Roman villa quest
Two scouting expeditions, more to come
One of the things on my long-term “to do” list is to make an English Wikipedia page for our village of Podhumlje. I want to do this for many reasons, but mostly because the Croatian Wikipedia page for Podhumlje1 lists a mysterious landmark: the Bačokovo archaeological site.2
Sasha and I first read the Bačokovo page a few years ago, but it was only a couple of weeks ago that we decided to hike to Bačokovo to see if we could find any visible remnants of the Roman villa rustica3 (agricultural complex) built between 200-400 AD that are supposed to be there.
During our first visit, turns out we were exactly in the correct place, but we couldn’t find anything from the Bačokovo Wikipedia page, even scrambling through the overgrown brush. Of course, we forgot to take pictures. So we did a second hike, in the wrong place by mistake. But because of this, we stumbled upon the likely old Roman road that led to the villa compound (satellite image above, top).
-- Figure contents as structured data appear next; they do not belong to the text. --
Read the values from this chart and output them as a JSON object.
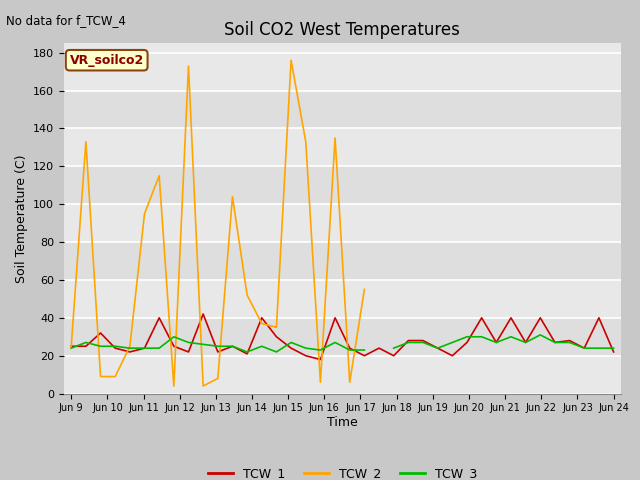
{
  "title": "Soil CO2 West Temperatures",
  "ylabel": "Soil Temperature (C)",
  "xlabel": "Time",
  "annotation_text": "No data for f_TCW_4",
  "legend_label": "VR_soilco2",
  "ylim": [
    0,
    185
  ],
  "yticks": [
    0,
    20,
    40,
    60,
    80,
    100,
    120,
    140,
    160,
    180
  ],
  "xtick_labels": [
    "Jun 9",
    "Jun 10",
    "Jun 11",
    "Jun 12",
    "Jun 13",
    "Jun 14",
    "Jun 15",
    "Jun 16",
    "Jun 17",
    "Jun 18",
    "Jun 19",
    "Jun 20",
    "Jun 21",
    "Jun 22",
    "Jun 23",
    "Jun 24"
  ],
  "fig_bg_color": "#c8c8c8",
  "plot_bg_color": "#e8e8e8",
  "band_color_light": "#d8d8d8",
  "TCW_1_color": "#cc0000",
  "TCW_2_color": "#ffa500",
  "TCW_3_color": "#00bb00",
  "TCW_1": [
    25,
    25,
    32,
    24,
    22,
    24,
    40,
    25,
    22,
    42,
    22,
    25,
    21,
    40,
    30,
    24,
    20,
    18,
    40,
    24,
    20,
    24,
    20,
    28,
    28,
    24,
    20,
    27,
    40,
    27,
    40,
    27,
    40,
    27,
    28,
    24,
    40,
    22
  ],
  "TCW_2": [
    25,
    133,
    9,
    9,
    25,
    95,
    115,
    4,
    173,
    4,
    8,
    104,
    52,
    37,
    35,
    176,
    133,
    6,
    135,
    6,
    55,
    null,
    null,
    null,
    null,
    null,
    null,
    null,
    null,
    null,
    null,
    null,
    null,
    null,
    null,
    null,
    null,
    null
  ],
  "TCW_3": [
    24,
    27,
    25,
    25,
    24,
    24,
    24,
    30,
    27,
    26,
    25,
    25,
    22,
    25,
    22,
    27,
    24,
    23,
    27,
    23,
    23,
    null,
    24,
    27,
    27,
    24,
    27,
    30,
    30,
    27,
    30,
    27,
    31,
    27,
    27,
    24,
    24,
    24
  ],
  "legend_entries": [
    "TCW_1",
    "TCW_2",
    "TCW_3"
  ],
  "line_width": 1.2
}
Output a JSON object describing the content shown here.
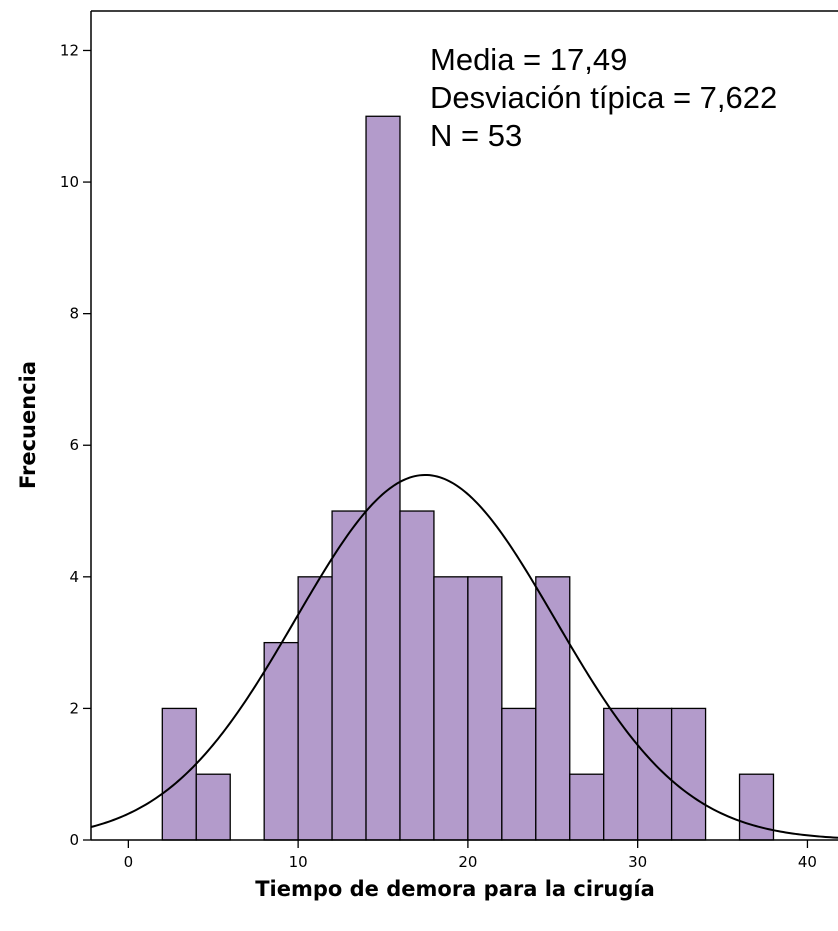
{
  "chart_data": {
    "type": "bar",
    "subtype": "histogram",
    "bin_width": 2,
    "bin_starts": [
      2,
      4,
      8,
      10,
      12,
      14,
      16,
      18,
      20,
      22,
      24,
      26,
      28,
      30,
      32,
      36
    ],
    "values": [
      2,
      1,
      3,
      4,
      5,
      11,
      5,
      4,
      4,
      2,
      4,
      1,
      2,
      2,
      2,
      1
    ],
    "bar_color": "#b39bcb",
    "bar_edge_color": "#000000",
    "normal_curve": {
      "mean": 17.49,
      "sd": 7.622,
      "n": 53,
      "color": "#000000"
    },
    "xlabel": "Tiempo de demora para la cirugía",
    "ylabel": "Frecuencia",
    "xlim": [
      -2.2,
      41.8
    ],
    "ylim": [
      0,
      12.6
    ],
    "x_ticks": [
      0,
      10,
      20,
      30,
      40
    ],
    "y_ticks": [
      0,
      2,
      4,
      6,
      8,
      10,
      12
    ],
    "grid": false,
    "stats_box": [
      "Media = 17,49",
      "Desviación típica = 7,622",
      "N = 53"
    ]
  }
}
Undaunted (and inspired by the large road!), we returned home and read a bit more about the site. We found the parcel numbers for Bačokovo, which belong to the town of Komiža, in the online Croatian real estate information system (Katastar) and scanned Google Earth’s satellite pictures and 3D visualizations. The parcels (approximate boundaries, red, in screenshot above) exactly matched the information on the Wikipedia page, even extending to the road we’d found on our second visit. And interestingly, two long walls leading down the hill from the road correspond, in large part, to the parcel boundaries (!).
For our next expedition, we plan to bring trimmers to better make our way through the brush. I’ll talk about it in future posts. We’re determined to find at least something from this Roman complex, though we might fail. If it’s ever excavated, one could imagine it might resemble the Bunje site on the nearby island of Brač4:
https://hr.wikipedia.org/wiki/Ba%C4%8Dokovo_(arheolo%C5%A1ko_nalazi%C5%A1te). The content of this page is based on the Republic of Croatia’s Ministry of Culture and Media’s official heritage listing, https://registar.kulturnadobra.hr/#/details/Z-5825. Google Translate’s literal translation of description: “At the Bačokovo site in Podhumje, about 300 m north of a parish hall and chapel, there are the remains of a Roman villa rustica. The remains of a wall built of regular stone blocks (medium-sized, with the use of plaster, about 50 cm high) are visible. A black and white mosaic with a threshold has been preserved next to the wall, connecting two rooms. Along with this black and white mosaic, the cubes of which are irregular and larger in size, the remains of a polychrome mosaic have also been found. In the immediate vicinity, there is a field shack with an ancient threshold incorporated. A fragment of a column has also been preserved, and in the immediate vicinity, there are numerous fragments of ancient ceramics and worked stone blocks. From this, it follows that the villa rustica in Bačokovo belongs to the type of numerous villas located along fertile fields on the central Dalmatian islands, and due to the degree of preservation and particularly valuable mosaics, it has the status of a cultural property.”



You are doing real archaeological research. Not quite what you trained to do at UM SI, but why not? This is interesting!